Things like this are rarely so black and white as we might think -- even if the Resistance is clearly on the right side of history and the Occupation clearly evil, that does not mean that every action taken is justified... but that doesn't mean that any given action that it isn't justified, either.

Yes, it's not black and white. Oskar Schindler could have easily been a target of the Partisans, and he was well aware that he could be considered a war criminal. That ambiguity comes to the fore in the reflection, though, not in the moment. Indeed, Kira's own affection for Marritza rested mostly on his willingness to admit Cardassian guilt. Given her advice to Dumar at the end of the series, I don't think that she would have a problem killing Marritza if he were a bystander.
 
But let's not whitewash the Bajoran resistance here. Their main targets were military targets but they didn't worry about collateral civilian damage. Innocent people were killed alongside the guilty.
Were not the Cardassian "civilians" agents of the occupation? Were they not there not only to entrench the occupation, but also to profit from it?

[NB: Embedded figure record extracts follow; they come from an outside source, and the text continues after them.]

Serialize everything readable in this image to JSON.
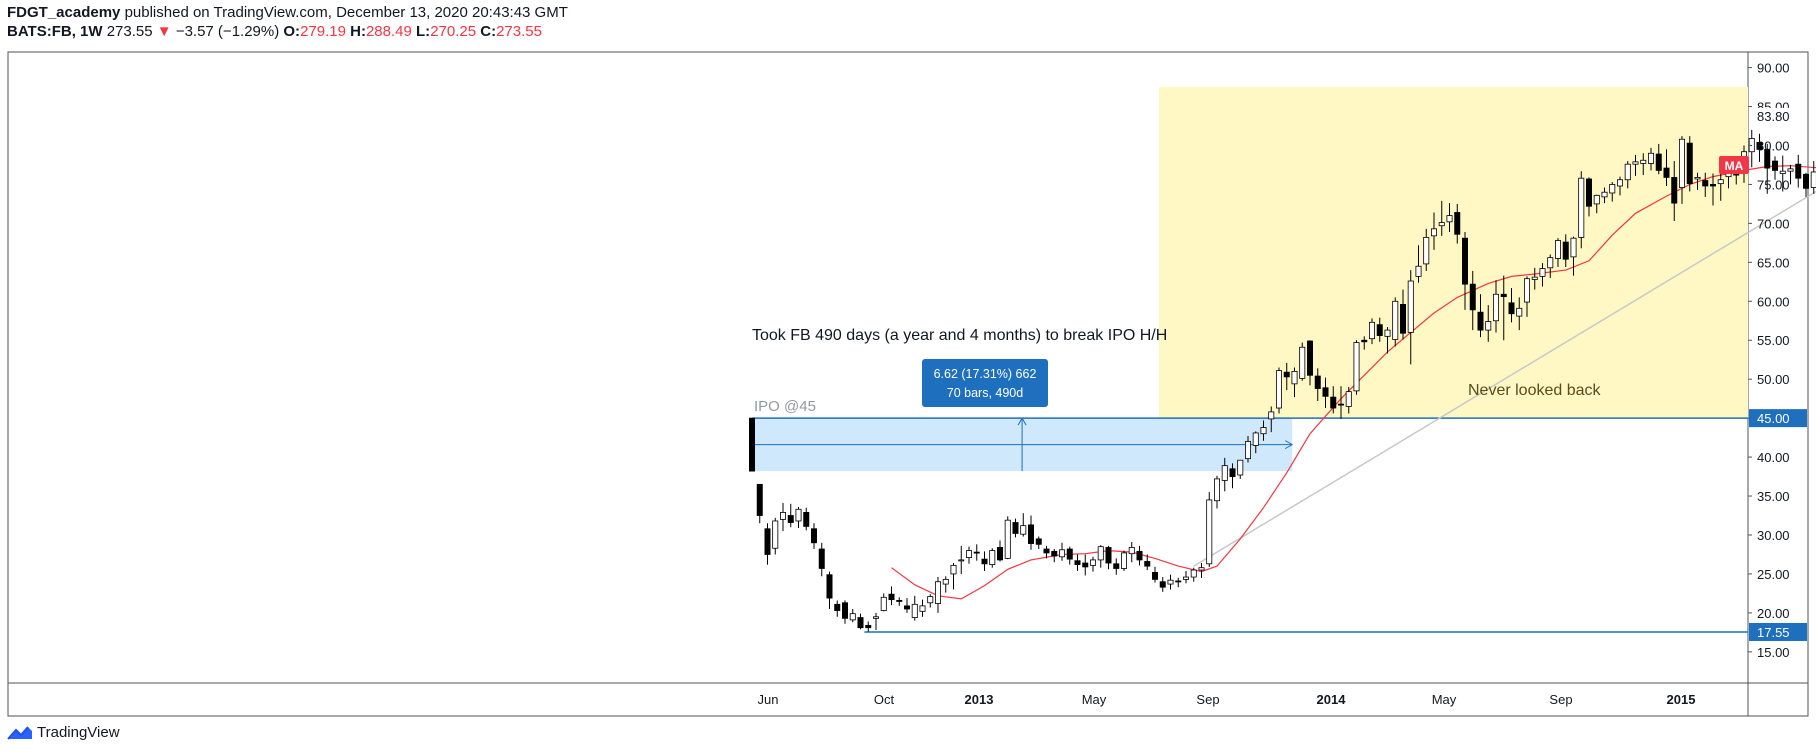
{
  "header": {
    "author": "FDGT_academy",
    "published_text": "published on TradingView.com, December 13, 2020 20:43:43 GMT",
    "symbol": "BATS:FB, 1W",
    "last": "273.55",
    "change_arrow": "▼",
    "change": "−3.57 (−1.29%)",
    "o_label": "O:",
    "o_value": "279.19",
    "h_label": "H:",
    "h_value": "288.49",
    "l_label": "L:",
    "l_value": "270.25",
    "c_label": "C:",
    "c_value": "273.55"
  },
  "footer": {
    "brand": "TradingView"
  },
  "colors": {
    "up": "#ffffff",
    "down": "#000000",
    "ma": "#f23645",
    "level": "#1e6fbd",
    "highlight": "#fff8c4",
    "measure": "#bbdefb",
    "trend": "#c8c8c8",
    "label_bg": "#1e6fbd"
  },
  "chart_data": {
    "type": "candlestick",
    "ylim": [
      11,
      92
    ],
    "y_ticks": [
      "15.00",
      "20.00",
      "25.00",
      "30.00",
      "35.00",
      "40.00",
      "45.00",
      "50.00",
      "55.00",
      "60.00",
      "65.00",
      "70.00",
      "75.00",
      "80.00",
      "85.00",
      "90.00"
    ],
    "x_ticks": [
      "Jun",
      "Oct",
      "2013",
      "May",
      "Sep",
      "2014",
      "May",
      "Sep",
      "2015"
    ],
    "x_ticks_bold": [
      "2013",
      "2014",
      "2015"
    ],
    "price_labels": [
      {
        "value": "83.80",
        "level": 83.8,
        "style": "plain"
      },
      {
        "value": "45.00",
        "level": 45,
        "style": "filled"
      },
      {
        "value": "17.55",
        "level": 17.55,
        "style": "filled"
      },
      {
        "value": "MA",
        "level": 77.5,
        "style": "ma"
      }
    ],
    "annotations": {
      "main": "Took FB 490 days (a year and 4 months) to break IPO H/H",
      "ipo": "IPO @45",
      "never": "Never looked back",
      "measure_line1": "6.62 (17.31%) 662",
      "measure_line2": "70 bars, 490d"
    },
    "levels": {
      "ipo_high": 45,
      "low": 17.55,
      "measure_low": 38.2
    },
    "candles": [
      [
        45,
        45,
        38.2,
        38.2
      ],
      [
        36.5,
        36.5,
        31.5,
        32.5
      ],
      [
        30.8,
        31.5,
        26.2,
        27.5
      ],
      [
        28.3,
        32.2,
        27.5,
        31.8
      ],
      [
        32,
        34.1,
        30.5,
        32.9
      ],
      [
        32.5,
        34,
        31,
        31.6
      ],
      [
        31.8,
        33.6,
        30.9,
        33.3
      ],
      [
        32.9,
        33.5,
        30.6,
        31.1
      ],
      [
        30.8,
        31.5,
        28.2,
        29
      ],
      [
        28.2,
        29,
        24.7,
        25.7
      ],
      [
        24.9,
        25.3,
        20.5,
        21.9
      ],
      [
        21.1,
        21.6,
        19.5,
        20.3
      ],
      [
        21.3,
        21.6,
        18.6,
        19.3
      ],
      [
        19.1,
        20.5,
        18.8,
        19.9
      ],
      [
        19.4,
        19.9,
        17.9,
        18.1
      ],
      [
        18.4,
        18.9,
        17.6,
        18.1
      ],
      [
        19.3,
        20,
        17.8,
        19.5
      ],
      [
        20.3,
        22.5,
        20.2,
        22
      ],
      [
        22.4,
        23.4,
        21,
        21.7
      ],
      [
        21.6,
        22,
        20.9,
        21.5
      ],
      [
        20.9,
        21.9,
        20,
        20.5
      ],
      [
        19.4,
        22.2,
        19,
        21.1
      ],
      [
        20.2,
        21.7,
        19.5,
        20.9
      ],
      [
        21.3,
        22.4,
        20.7,
        22.1
      ],
      [
        21.2,
        24.6,
        20,
        24
      ],
      [
        23.7,
        24.7,
        22.6,
        24.3
      ],
      [
        25,
        26.4,
        23,
        26.1
      ],
      [
        26.7,
        28.6,
        25,
        26.8
      ],
      [
        27.1,
        28.5,
        26.3,
        28
      ],
      [
        27.8,
        28.8,
        26.7,
        27.7
      ],
      [
        26.9,
        27.9,
        25.4,
        26.3
      ],
      [
        26.2,
        28.3,
        25.8,
        28
      ],
      [
        28.4,
        29.3,
        26.6,
        26.8
      ],
      [
        27,
        32.4,
        26.9,
        31.9
      ],
      [
        31.6,
        32.1,
        29.7,
        30.2
      ],
      [
        30.1,
        32.8,
        29.8,
        31.2
      ],
      [
        31.3,
        32.5,
        28.1,
        28.9
      ],
      [
        29.5,
        29.8,
        28.2,
        28.8
      ],
      [
        28.2,
        28.6,
        27,
        27.7
      ],
      [
        27.9,
        28.2,
        26.5,
        27.3
      ],
      [
        27.2,
        29,
        26.7,
        28.1
      ],
      [
        28.2,
        28.5,
        26.2,
        26.9
      ],
      [
        26.7,
        27.5,
        25.4,
        26.2
      ],
      [
        26.4,
        27.5,
        24.8,
        25.9
      ],
      [
        26.1,
        27.2,
        25.3,
        26.8
      ],
      [
        26.8,
        28.7,
        25.8,
        28.5
      ],
      [
        28.4,
        28.6,
        25.6,
        26.4
      ],
      [
        26.3,
        27,
        24.9,
        25.7
      ],
      [
        25.7,
        28,
        25.4,
        27.7
      ],
      [
        27.6,
        29.1,
        26.5,
        28.4
      ],
      [
        27.9,
        28.6,
        26.1,
        26.8
      ],
      [
        26.6,
        27.5,
        25.5,
        26
      ],
      [
        25.2,
        25.9,
        23.9,
        24.3
      ],
      [
        24,
        24.6,
        22.7,
        23.3
      ],
      [
        23.7,
        24.9,
        23,
        24.2
      ],
      [
        24.1,
        24.5,
        23.3,
        24
      ],
      [
        24.3,
        25.4,
        23.8,
        24.6
      ],
      [
        24.6,
        25.8,
        24,
        25.5
      ],
      [
        25.5,
        26.4,
        24.5,
        25.8
      ],
      [
        26.3,
        35.5,
        25.9,
        34.5
      ],
      [
        34.4,
        37.6,
        33.4,
        37.2
      ],
      [
        37,
        39.9,
        35.6,
        38.9
      ],
      [
        38.5,
        39.2,
        36,
        37.5
      ],
      [
        37.7,
        39.6,
        37.2,
        39.6
      ],
      [
        39.8,
        42.7,
        39.3,
        42
      ],
      [
        41.5,
        43.3,
        40.5,
        43.1
      ],
      [
        43,
        44.7,
        42.1,
        43.8
      ],
      [
        44.9,
        46.5,
        43.2,
        45.8
      ],
      [
        46.3,
        51.5,
        45.6,
        51.1
      ],
      [
        50.9,
        52.1,
        48.6,
        50.3
      ],
      [
        49.4,
        51.5,
        47.7,
        51
      ],
      [
        50.1,
        54.7,
        49.8,
        54.1
      ],
      [
        54.9,
        55,
        49.2,
        50.5
      ],
      [
        50.4,
        51.4,
        47.2,
        48.8
      ],
      [
        48.9,
        50.2,
        46.3,
        47.8
      ],
      [
        47.7,
        49.1,
        45.6,
        46.3
      ],
      [
        46.8,
        49.1,
        44.9,
        46.7
      ],
      [
        46.5,
        49,
        45.6,
        48.4
      ],
      [
        48.5,
        55,
        48,
        54.7
      ],
      [
        55,
        55.5,
        53.8,
        54.8
      ],
      [
        55.2,
        57.8,
        54.5,
        57.3
      ],
      [
        57,
        57.9,
        54.8,
        55.6
      ],
      [
        55.5,
        56.7,
        53.3,
        56.3
      ],
      [
        55.1,
        60.5,
        54.2,
        60
      ],
      [
        59.6,
        61.5,
        55.1,
        55.9
      ],
      [
        56,
        64,
        51.9,
        62.6
      ],
      [
        63.2,
        67.2,
        62.4,
        64.5
      ],
      [
        64.8,
        69.3,
        63.9,
        68.2
      ],
      [
        68.4,
        71.4,
        66.6,
        69.3
      ],
      [
        69.7,
        72.9,
        68.4,
        70.1
      ],
      [
        70.2,
        72.6,
        68.9,
        71
      ],
      [
        71.4,
        72.5,
        67.4,
        68.6
      ],
      [
        68.1,
        68.9,
        58.9,
        62.2
      ],
      [
        62.2,
        63.9,
        56.3,
        58.9
      ],
      [
        58.6,
        60.9,
        55.4,
        56.3
      ],
      [
        56.3,
        59.5,
        54.8,
        57.4
      ],
      [
        57.5,
        62.7,
        56,
        60.9
      ],
      [
        60.9,
        63.3,
        55,
        60.6
      ],
      [
        59.8,
        61.7,
        57.3,
        58.4
      ],
      [
        58.1,
        60.5,
        56.3,
        59.1
      ],
      [
        59.9,
        63.2,
        58,
        62.9
      ],
      [
        62.8,
        64.3,
        61.5,
        63.1
      ],
      [
        63.2,
        64.9,
        61.9,
        64.2
      ],
      [
        64.3,
        66,
        63,
        65.6
      ],
      [
        65.5,
        68.1,
        64.4,
        67.8
      ],
      [
        67.6,
        68.6,
        64.4,
        65.4
      ],
      [
        65.7,
        68.3,
        63.3,
        68.1
      ],
      [
        68.2,
        76.7,
        66.8,
        75.8
      ],
      [
        75.7,
        75.9,
        70.9,
        72.2
      ],
      [
        72.5,
        73.7,
        71.3,
        73.6
      ],
      [
        73.4,
        74.6,
        72.6,
        74
      ],
      [
        73.9,
        75.3,
        72.8,
        75
      ],
      [
        74.8,
        76,
        73.6,
        75.6
      ],
      [
        75.6,
        78,
        74.5,
        77.6
      ],
      [
        77.6,
        78.8,
        76.1,
        77.9
      ],
      [
        77.7,
        79,
        76.2,
        78.1
      ],
      [
        77.7,
        79.7,
        76.8,
        79
      ],
      [
        78.9,
        80.2,
        76.3,
        76.8
      ],
      [
        77.1,
        79.5,
        74.8,
        75.9
      ],
      [
        75.9,
        78,
        70.3,
        72.6
      ],
      [
        74.6,
        81.2,
        72.5,
        80.8
      ],
      [
        80.3,
        81.2,
        74.1,
        75.1
      ],
      [
        75.7,
        76.5,
        74.3,
        75.9
      ],
      [
        75.5,
        76.5,
        73.4,
        74.8
      ],
      [
        75,
        76.4,
        72.3,
        74.8
      ],
      [
        75.1,
        76.4,
        72.9,
        75.6
      ],
      [
        76,
        78.5,
        74.5,
        78.2
      ],
      [
        77.9,
        78.5,
        75,
        76.2
      ],
      [
        76.4,
        80,
        75.2,
        79.2
      ],
      [
        79.2,
        82,
        77.2,
        80.9
      ],
      [
        80.4,
        81.5,
        77.9,
        79.5
      ],
      [
        79.5,
        80.2,
        73.8,
        77.1
      ],
      [
        78,
        78.6,
        75.6,
        76.8
      ],
      [
        76.4,
        78.7,
        74.1,
        76.7
      ],
      [
        76.7,
        77.5,
        75,
        77
      ],
      [
        77.6,
        78.8,
        74.6,
        75.8
      ],
      [
        76.3,
        76.5,
        73.4,
        74.5
      ],
      [
        74.6,
        78,
        73.8,
        76.6
      ],
      [
        76.6,
        81.8,
        75.3,
        80.2
      ],
      [
        80.2,
        81.5,
        77.4,
        78.8
      ],
      [
        79.5,
        82.6,
        78.2,
        80.4
      ],
      [
        80.2,
        80.5,
        77.5,
        79
      ]
    ],
    "ma": [
      [
        18,
        25.8
      ],
      [
        21,
        23.6
      ],
      [
        24,
        22.2
      ],
      [
        27,
        21.8
      ],
      [
        30,
        23.5
      ],
      [
        33,
        25.6
      ],
      [
        36,
        26.8
      ],
      [
        40,
        27.5
      ],
      [
        43,
        27.6
      ],
      [
        46,
        28
      ],
      [
        49,
        27.8
      ],
      [
        52,
        27
      ],
      [
        55,
        26
      ],
      [
        58,
        25.3
      ],
      [
        60,
        26
      ],
      [
        63,
        29.5
      ],
      [
        66,
        33.5
      ],
      [
        69,
        38
      ],
      [
        72,
        43
      ],
      [
        76,
        47.5
      ],
      [
        79,
        50.5
      ],
      [
        82,
        53.5
      ],
      [
        85,
        56
      ],
      [
        88,
        58.5
      ],
      [
        91,
        60.5
      ],
      [
        95,
        62.3
      ],
      [
        98,
        63.2
      ],
      [
        101,
        63.5
      ],
      [
        105,
        64
      ],
      [
        108,
        65.2
      ],
      [
        111,
        68.5
      ],
      [
        114,
        71.3
      ],
      [
        118,
        73.5
      ],
      [
        121,
        75
      ],
      [
        124,
        76
      ],
      [
        128,
        76.8
      ],
      [
        131,
        77.3
      ],
      [
        134,
        77.4
      ],
      [
        138,
        77.1
      ],
      [
        141,
        77
      ]
    ],
    "trend": [
      [
        57,
        26
      ],
      [
        141,
        76.3
      ]
    ]
  }
}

Bajorans died in the attacks too if they just happened to be in the wrong place at the wrong time.

Kira definitely thinks that there are people who died in the attacks who were good people and did not deserve to die. She didn't start to realize until Duet that some of those good people were also Cardassian.

But she also knows that if she was not willing to have innocent people as collateral damage, it would have been impossible to fight the Cardassians.

This is all spelled out in Tacking Into The Wind.